“Todo va, todo vuelve, la rueda de la existencia gira eternamente. Todo muere, todo vuelve a florecer, el ciclo de la existencia prosigue eternamente. Todo se quiebra, todo vuelve a recomponerse; eternamente se va construyendo el edificio del ser”, Friedrich Nietzsche.
Un nuevo año comienza, un cúmulo de infinitas posibilidades se abren ante cada paso, decisión y acción que tomamos de manera individual, pero así también en lo colectivo, como ciudad, estado, país y por supuesto, mundo.
Las reflexiones propias de la época decembrina tendrán repercusiones en los primeros meses para los individuos, esto es cíclico, cada año sucede así con la mayoría de las personas, a diferencia de las instituciones, de los gobiernos, cuyos ciclos están determinados por periodos diferentes al inicio o termino de un año.
En Tamaulipas, ha comenzado un nuevo ciclo a partir del 5 de junio del 2016, el cual germinó primero con la elección y fue desarrollándose hasta tomar mayor forma con el cambio de administración registrado el 1 de octubre, fecha en que el gobernador Francisco García Cabeza de Vaca asume la gubernatura del estado, tomando la conducción de la administración pública.
Concluyó la era del Partido Revolucionario Institucional (PRI) al frente de las instituciones del estado, al menos en la superficie, puesto que aún se mantienen muchos de los grupos y funcionarios que participaron en esa larga etapa de 86 años.
El recambio administrativo se entiende hasta cierto punto, pues muchos de los que ingresan no tienen el conocimiento del aparato burocrático de Tamaulipas y no conviene que se deje en manos únicamente de quienes traen buenas intenciones, pero nula experiencia. Debe confiarse en que tarde o temprano el gobierno del cambio lucirá como tal y la percepción de que solo hubo cambios de color y de algunas posiciones en la estructura de gobierno.
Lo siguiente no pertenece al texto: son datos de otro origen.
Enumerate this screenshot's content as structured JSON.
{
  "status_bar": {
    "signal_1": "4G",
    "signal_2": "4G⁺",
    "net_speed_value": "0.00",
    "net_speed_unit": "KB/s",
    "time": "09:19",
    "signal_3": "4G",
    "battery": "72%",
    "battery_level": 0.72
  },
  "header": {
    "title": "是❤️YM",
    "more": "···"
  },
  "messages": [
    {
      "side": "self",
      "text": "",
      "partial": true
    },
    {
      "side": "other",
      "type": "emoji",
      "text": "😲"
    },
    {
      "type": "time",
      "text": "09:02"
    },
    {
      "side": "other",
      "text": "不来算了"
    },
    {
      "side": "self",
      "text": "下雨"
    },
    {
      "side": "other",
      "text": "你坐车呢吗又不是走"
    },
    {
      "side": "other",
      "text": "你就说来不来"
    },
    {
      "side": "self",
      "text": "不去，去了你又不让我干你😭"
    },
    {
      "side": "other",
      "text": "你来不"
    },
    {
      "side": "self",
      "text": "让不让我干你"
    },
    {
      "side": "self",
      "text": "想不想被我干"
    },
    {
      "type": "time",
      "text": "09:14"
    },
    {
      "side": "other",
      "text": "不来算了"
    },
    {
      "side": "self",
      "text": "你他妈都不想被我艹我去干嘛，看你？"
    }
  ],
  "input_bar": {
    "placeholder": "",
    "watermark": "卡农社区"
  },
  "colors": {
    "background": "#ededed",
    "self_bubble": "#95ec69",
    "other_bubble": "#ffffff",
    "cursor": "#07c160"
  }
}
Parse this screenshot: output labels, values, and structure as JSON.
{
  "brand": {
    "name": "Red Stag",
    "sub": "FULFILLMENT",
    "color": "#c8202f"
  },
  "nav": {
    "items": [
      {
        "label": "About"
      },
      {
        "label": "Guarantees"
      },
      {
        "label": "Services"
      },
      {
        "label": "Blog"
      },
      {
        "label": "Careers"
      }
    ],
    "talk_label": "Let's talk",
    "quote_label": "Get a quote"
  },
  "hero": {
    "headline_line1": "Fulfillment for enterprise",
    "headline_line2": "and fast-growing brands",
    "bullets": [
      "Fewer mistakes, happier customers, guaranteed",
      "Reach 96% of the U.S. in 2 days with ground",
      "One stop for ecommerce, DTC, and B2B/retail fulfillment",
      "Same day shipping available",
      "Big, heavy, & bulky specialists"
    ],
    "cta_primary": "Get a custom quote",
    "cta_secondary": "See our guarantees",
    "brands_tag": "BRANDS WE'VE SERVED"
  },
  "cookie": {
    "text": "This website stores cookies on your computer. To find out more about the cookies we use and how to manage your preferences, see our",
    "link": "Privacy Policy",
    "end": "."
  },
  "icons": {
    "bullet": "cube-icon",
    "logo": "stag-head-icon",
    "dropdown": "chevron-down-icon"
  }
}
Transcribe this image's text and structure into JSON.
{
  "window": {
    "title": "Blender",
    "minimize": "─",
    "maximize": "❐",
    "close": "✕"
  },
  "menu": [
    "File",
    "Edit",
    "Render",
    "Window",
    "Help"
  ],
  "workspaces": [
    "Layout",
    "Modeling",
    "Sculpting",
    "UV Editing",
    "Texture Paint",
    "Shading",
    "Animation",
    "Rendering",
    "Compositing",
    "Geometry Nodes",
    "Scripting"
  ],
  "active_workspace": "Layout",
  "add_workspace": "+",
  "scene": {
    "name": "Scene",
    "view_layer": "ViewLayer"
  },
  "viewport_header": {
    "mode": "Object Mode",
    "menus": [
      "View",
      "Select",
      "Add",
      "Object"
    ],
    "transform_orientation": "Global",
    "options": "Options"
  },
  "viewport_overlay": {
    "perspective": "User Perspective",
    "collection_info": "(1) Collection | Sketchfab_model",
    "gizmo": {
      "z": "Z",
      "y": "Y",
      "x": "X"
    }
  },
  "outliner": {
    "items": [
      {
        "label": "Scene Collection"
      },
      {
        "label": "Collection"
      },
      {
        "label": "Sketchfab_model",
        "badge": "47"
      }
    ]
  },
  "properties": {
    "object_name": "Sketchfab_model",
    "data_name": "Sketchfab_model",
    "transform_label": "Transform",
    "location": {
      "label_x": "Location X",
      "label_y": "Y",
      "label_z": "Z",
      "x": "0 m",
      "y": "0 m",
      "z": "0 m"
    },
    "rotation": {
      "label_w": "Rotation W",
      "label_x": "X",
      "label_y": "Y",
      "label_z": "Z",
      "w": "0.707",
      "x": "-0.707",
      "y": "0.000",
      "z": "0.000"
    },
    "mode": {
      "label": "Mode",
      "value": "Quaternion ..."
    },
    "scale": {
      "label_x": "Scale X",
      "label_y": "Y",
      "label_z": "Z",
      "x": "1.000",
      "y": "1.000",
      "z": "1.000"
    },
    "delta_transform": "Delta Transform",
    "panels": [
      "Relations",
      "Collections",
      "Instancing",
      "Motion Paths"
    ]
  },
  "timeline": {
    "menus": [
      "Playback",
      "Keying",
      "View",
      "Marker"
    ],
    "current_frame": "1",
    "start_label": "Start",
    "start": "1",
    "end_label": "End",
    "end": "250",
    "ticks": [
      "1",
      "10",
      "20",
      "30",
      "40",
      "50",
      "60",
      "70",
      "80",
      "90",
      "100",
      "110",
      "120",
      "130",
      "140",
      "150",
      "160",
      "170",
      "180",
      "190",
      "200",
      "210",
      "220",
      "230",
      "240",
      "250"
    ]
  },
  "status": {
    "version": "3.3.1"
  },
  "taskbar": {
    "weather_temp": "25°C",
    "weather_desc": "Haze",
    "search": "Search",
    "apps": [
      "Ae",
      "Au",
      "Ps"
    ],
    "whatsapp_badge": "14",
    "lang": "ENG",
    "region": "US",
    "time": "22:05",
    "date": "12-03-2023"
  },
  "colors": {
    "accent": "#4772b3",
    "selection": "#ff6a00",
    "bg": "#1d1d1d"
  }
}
La perspectiva para el año que inicia no es nada halagadora para la nación y los 31 estados que la integran, el factor del cambio presidencial en Estados Unidos el próximo 20 de enero ha generado gran incertidumbre dentro y fuera de la economía nacional, por los dichos hostiles del siguiente mandatario estadounidense.
Para este año se espera una gran incertidumbre financiera en la economía nacional y en el mundo. En nuestro país porque las reformas estructurales no han logrado apuntalar al país y generar bases sólidas para un crecimiento y desarrollo estable.
Además, en la actualidad la economía mexicana está íntimamente interconectada y multidependiente a otras economías como la estadounidense, por lo que pese al endurecimiento de las políticas norteamericanas hacia México, un crecimiento de más del 2.5 por ciento de Estados Unidos impactará favorablemente en la economía del país.
La Organización para la Cooperación y el Desarrollo Económicos (OCDE) mantiene una proyección para el mundo de un 3.3 por ciento en promedio, aunque se prevé un aumento en las tasas del desempleo, inestabilidad financiera y volatilidad en los precios de las materias primas.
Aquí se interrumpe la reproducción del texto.